Objective
To describe the epidemiology of noninvasive ventilation (NIV) therapy for patients admitted to pediatric cardiac intensive care units (CICU), and to assess practice variation across hospitals.
Design
Retrospective cohort study using prospectively collected clinical registry data.
Setting
Pediatric Cardiac Critical Care Consortium (PC4) clinical registry.
Patients
Patients admitted to CICUs at PC4 hospitals.
Interventions
None.
Measurements and Main Results
We analyzed all CICU encounters that included any respiratory support from 10/2013-12/2015. NIV therapy included high flow nasal cannula (HFNC) and positive airway pressure (PAP) support. We compared patient and, when relevant, perioperative characteristics of those receiving NIV to all others. Subgroup analysis was performed on neonates and infants undergoing major cardiovascular surgery. To examine duration of respiratory support we created a casemix-adjustment model and calculated adjusted mean durations of total respiratory support (MV + NIV), MV, and NIV. We compared adjusted duration of support across hospitals.
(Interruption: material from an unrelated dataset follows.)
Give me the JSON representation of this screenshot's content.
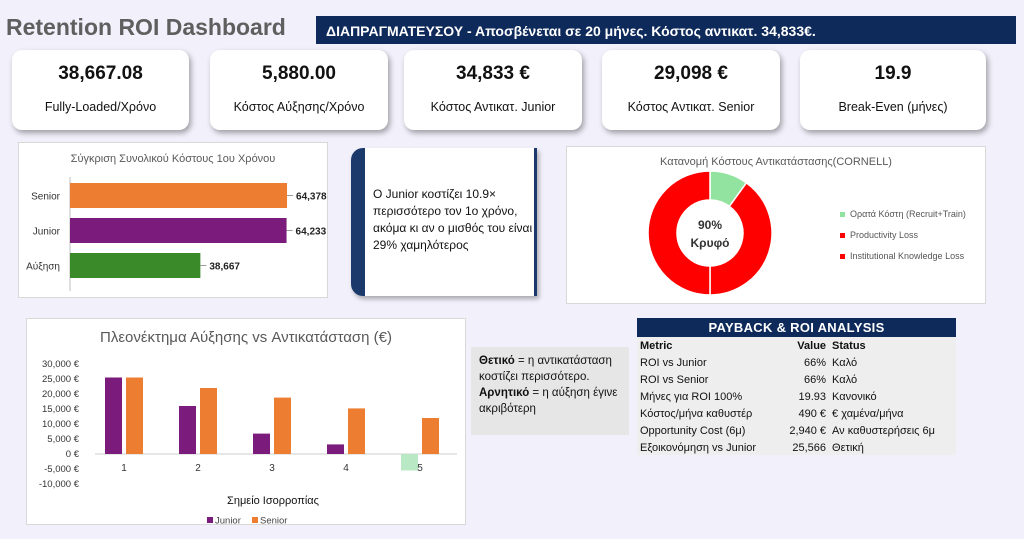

The cohort included 8,940 encounters from 15 hospitals: 3,950 (44%) received NIV, 72% were neonates and infants. Medical encounters were more likely to include NIV than surgical. In surgical neonates and infants, 2,032 (55%) received postoperative NIV. Neonates, extracardiac anomalies, single ventricle, procedure complexity, preoperative respiratory support, MV duration, and postoperative disease severity were associated with NIV therapy (p<0.001 for all). Across hospitals, NIV use ranged from 32%-65%, and adjusted mean NIV duration ranged from 1-4 days (3 days observed mean). Duration of total adjusted respiratory support was more strongly correlated with duration of MV compared to NIV (Pearson's r=0.93 vs 0.71, respectively).
Conclusions
NIV use is common in CICUs, especially in patients admitted for medical conditions, infants, and those undergoing high complexity surgery. We observed wide variation in NIV use across hospitals, though the primary driver of total respiratory support time seems to be duration of MV.